Menakis also saw more acceptance of fire when he traveled to the grassland savannas of the Republic of Congo decades ago. U.S. forest experts had been invited to the country to provide expertise on wildfires. Fire was a part of the lifestyle there and was used as a tool, he says. He recalls seeing a woman hanging laundry, unconcerned as fire burned 100 feet away.
“For us, we want to have fire in a box and try to really control all elements of it,” Menakis says. “By doing that, you really limit the amount of good fire on the landscape. And that’s the issue for me.”
Native Americans used fire as an active tool as well. Menakis doesn’t think records show how much fire was on the landscape historically.
That said, it’s not practical today to go back to the fire ecosystems that were in place when Native Americans were setting fires hundreds of years ago, or later when Europeans arrived and started putting them out, he says.
Forests that were encountered by European settlers in the early 20th century had been created by thousands of years of fire processes, Finney says.
Before their arrival, forests in the West, especially at low- to mid-elevations, were characterized by large trees with open areas, Finney says. That resulted from frequent fires. In some locations, such as California, fires occurred every year or two. In other locations, they were less frequent, maybe every 50 years.
To white settlers, using fire to benefit the landscape was a foreign concept, at odds with principles developed in German forestry, Finney says. So they put all their efforts into fire suppression.
“The fire has got to be a big part of our world going forward,” Menakis says.
But people will need to be willing to put up with smoke, which Menakis notes is also part of the forest ecosystem.
Temporary minor smoke impacts from prescribed fires are the price to pay to address a longer-term problem, Menakis says.
The concept of using fire for its benefits isn’t new, and progress is being made, but a new policy is connecting dots in the effort, Menakis says.
The goal of the National Cohesive Wildland Fire Management Strategy is strengthening collaboration among stakeholders across all landscapes, using best science, to create resilient landscapes, fire-adapted communities, and a safe and effective wildfire response.

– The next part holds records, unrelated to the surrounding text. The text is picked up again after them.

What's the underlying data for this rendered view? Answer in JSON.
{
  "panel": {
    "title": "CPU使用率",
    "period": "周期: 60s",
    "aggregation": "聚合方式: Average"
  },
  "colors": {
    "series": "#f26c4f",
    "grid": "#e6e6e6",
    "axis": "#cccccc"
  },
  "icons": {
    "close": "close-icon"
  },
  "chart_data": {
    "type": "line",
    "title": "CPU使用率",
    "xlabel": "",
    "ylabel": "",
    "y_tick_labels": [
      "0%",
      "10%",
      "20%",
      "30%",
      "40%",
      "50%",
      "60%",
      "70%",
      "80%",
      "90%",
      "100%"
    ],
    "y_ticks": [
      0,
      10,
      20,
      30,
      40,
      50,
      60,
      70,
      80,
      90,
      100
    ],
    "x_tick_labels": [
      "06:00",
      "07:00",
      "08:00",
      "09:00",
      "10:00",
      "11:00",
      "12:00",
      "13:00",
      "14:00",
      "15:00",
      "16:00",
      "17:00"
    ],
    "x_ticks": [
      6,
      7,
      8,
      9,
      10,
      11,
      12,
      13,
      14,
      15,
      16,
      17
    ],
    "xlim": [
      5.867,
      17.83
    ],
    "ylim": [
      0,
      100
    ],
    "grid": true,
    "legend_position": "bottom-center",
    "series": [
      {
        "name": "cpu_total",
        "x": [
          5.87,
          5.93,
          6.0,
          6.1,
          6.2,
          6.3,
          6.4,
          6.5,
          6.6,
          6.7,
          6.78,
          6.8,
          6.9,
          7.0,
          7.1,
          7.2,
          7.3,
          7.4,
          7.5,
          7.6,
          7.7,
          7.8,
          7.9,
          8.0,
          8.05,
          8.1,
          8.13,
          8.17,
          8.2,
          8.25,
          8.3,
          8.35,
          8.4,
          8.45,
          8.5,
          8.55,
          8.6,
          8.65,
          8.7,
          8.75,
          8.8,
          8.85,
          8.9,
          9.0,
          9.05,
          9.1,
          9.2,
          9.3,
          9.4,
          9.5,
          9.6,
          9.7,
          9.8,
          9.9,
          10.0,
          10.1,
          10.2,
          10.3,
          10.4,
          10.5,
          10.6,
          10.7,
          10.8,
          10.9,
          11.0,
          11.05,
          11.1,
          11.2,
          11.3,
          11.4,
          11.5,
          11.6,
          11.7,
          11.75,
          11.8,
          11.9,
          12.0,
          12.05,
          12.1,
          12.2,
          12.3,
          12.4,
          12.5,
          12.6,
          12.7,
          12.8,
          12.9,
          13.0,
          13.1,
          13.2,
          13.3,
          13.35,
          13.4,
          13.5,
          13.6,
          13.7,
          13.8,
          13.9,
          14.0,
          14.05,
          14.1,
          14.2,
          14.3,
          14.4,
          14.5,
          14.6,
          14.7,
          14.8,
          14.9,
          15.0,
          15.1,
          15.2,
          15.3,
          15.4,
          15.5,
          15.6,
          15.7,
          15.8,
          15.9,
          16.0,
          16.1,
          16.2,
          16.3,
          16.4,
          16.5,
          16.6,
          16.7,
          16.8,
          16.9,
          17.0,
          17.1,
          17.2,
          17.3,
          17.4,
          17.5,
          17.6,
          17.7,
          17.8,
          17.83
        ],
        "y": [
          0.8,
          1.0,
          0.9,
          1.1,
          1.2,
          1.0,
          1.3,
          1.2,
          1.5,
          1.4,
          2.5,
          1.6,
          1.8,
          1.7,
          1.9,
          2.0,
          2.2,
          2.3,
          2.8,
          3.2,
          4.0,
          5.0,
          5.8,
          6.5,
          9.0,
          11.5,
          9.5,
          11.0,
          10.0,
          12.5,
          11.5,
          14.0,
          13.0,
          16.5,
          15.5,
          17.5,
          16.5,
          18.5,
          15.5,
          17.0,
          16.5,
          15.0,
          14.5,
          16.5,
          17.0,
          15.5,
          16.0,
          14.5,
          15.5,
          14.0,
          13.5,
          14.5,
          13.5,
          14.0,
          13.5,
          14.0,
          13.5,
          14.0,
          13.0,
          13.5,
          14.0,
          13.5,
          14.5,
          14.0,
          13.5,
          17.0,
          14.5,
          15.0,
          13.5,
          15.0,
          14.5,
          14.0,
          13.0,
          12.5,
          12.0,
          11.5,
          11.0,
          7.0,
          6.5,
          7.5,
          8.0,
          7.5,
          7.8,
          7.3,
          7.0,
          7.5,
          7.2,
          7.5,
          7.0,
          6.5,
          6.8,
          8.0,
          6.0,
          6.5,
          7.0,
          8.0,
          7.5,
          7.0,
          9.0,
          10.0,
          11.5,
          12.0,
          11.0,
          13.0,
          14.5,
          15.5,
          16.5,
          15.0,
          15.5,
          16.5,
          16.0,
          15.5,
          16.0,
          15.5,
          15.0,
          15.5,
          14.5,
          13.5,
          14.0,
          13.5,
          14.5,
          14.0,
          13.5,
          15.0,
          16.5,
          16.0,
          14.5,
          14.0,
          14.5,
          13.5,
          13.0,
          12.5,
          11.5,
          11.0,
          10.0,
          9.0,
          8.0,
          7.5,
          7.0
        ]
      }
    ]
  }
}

“I think our management needs to move us in that direction,” Menakis says.
When extreme wildfires are putting up smoke and threatening watersheds and communities, people welcome actions to stop fire, Finney says. Funding also is available then.
Treatment projects that differ from historical uses of the land, on the other hand, can be met with skepticism. The pace of work is slow, and the money is short.
But catching up on the backlog of untreated landscapes is achievable, Finney adds. It would take ramping up treatment four to five times what’s being achieved today.
To chip away at untreated fuels will take a coordinated, strategic planning effort among private and public landowners that considers landscapes, not just local areas, because fires can quickly move vast distances.
People may think fire is somebody else’s problem, but a big blaze can run 10 miles in a day, Finney notes. That’s not always apparent to homeowners, even if it is known by professionals.
“It’s kind of an eye-opening reality for a lot of folks because they are not used to thinking about how far fires can move,” he said.
Karl Puckett is a Montana-based natural resources reporter.